Devin B. Johnson Gains New Momentum in 'Crossing'
In his “most focused body of work to-date,” the LA-based artist paints the space between memory and becoming.




Summary
- Devin B. Johnson has opened Crossing, his new solo exhibition, at Nicodim Gallery in New York
- The showcase features a new suite of figurative and abastract paintings that elevates recurring themes, like memory, momentum and community identity into new forms
Nicodim in New York has lifted the veil on Crossing, Devin B. Johnson‘s second solo outing with the gallery. Described as “his most focused body of work to-date,” Johnson’s latest suite of paintings traces the fault lines between recurrent themes — entropy, legacy, memory, the collapse of form — into new expressions, drawing a map of where he’s been and all that’s yet to come.
When approaching a canvas, Johnson first lays down figurative anchors drawn from found photographs, keepsakes and other discarded objects of affection, then come textural spells: subjects drift through milky washes, tethered to liminal atmospheres thick in strata of color. In this exchange between recollection and possibility, he creates forms that feel both robust and elusive, echoing the fragility of a memory on the verge of fading.
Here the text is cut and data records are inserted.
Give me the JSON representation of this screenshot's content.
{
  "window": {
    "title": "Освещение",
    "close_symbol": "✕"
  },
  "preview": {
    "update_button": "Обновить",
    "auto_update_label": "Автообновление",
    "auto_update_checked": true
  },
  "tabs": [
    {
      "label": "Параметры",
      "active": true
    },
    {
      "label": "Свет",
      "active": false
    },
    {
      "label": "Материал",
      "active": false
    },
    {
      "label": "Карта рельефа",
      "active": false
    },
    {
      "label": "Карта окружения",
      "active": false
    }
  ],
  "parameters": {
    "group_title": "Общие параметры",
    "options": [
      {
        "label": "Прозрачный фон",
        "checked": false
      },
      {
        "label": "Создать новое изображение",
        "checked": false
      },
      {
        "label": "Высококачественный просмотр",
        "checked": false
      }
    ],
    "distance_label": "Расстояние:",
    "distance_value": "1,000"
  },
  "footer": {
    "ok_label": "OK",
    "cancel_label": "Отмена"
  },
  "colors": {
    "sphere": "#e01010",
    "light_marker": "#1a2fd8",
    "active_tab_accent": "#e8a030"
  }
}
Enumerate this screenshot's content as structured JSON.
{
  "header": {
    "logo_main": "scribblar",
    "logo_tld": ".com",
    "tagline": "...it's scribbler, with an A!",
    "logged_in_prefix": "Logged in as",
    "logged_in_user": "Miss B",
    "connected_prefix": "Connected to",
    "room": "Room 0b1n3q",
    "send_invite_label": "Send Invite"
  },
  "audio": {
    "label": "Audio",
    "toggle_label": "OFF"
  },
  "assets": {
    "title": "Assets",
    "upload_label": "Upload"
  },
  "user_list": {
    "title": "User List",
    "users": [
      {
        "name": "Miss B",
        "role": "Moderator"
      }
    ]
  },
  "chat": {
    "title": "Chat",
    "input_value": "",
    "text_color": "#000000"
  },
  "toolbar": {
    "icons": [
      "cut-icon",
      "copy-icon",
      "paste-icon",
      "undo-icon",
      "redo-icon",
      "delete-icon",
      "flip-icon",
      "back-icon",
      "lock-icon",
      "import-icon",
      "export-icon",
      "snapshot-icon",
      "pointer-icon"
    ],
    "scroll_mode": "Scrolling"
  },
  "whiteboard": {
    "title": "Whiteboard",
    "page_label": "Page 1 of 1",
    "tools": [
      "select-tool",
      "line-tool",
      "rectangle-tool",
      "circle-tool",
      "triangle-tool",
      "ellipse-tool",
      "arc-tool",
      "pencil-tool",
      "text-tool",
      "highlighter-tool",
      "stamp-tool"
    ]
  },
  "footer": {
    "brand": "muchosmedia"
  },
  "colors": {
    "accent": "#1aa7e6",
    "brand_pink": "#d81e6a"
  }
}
Opening with “Mirror Rehearsal,” highlights include the wine-hued gravity of “Harmony & Discord”; “Bus Stop” and “Creep,” two abstract offerings; alongside the titular “Crossing,” a fleeting urban vignette where classic cars and birds in-flight suggest an optimism for momentum against a veil of mystery.
With inspirations like Gayatri Spivak’s seminal “Can the Subaltern Speak?,” Romare Bearden’s inventive approach to collage, and Walkscapes by Francesco Careri, the show embodies an “ode to the presence and opacity of markmaking, the history of painting, and Johnson’s lived and inherited experience,” Ben Lee Ritchie Handler writes in the exhibition statement. With this new clarity of craft, the works of Crossing move beyond mere observation, transforming acts of remembering into new modes of sight.
The exhibition is now on view through November 8.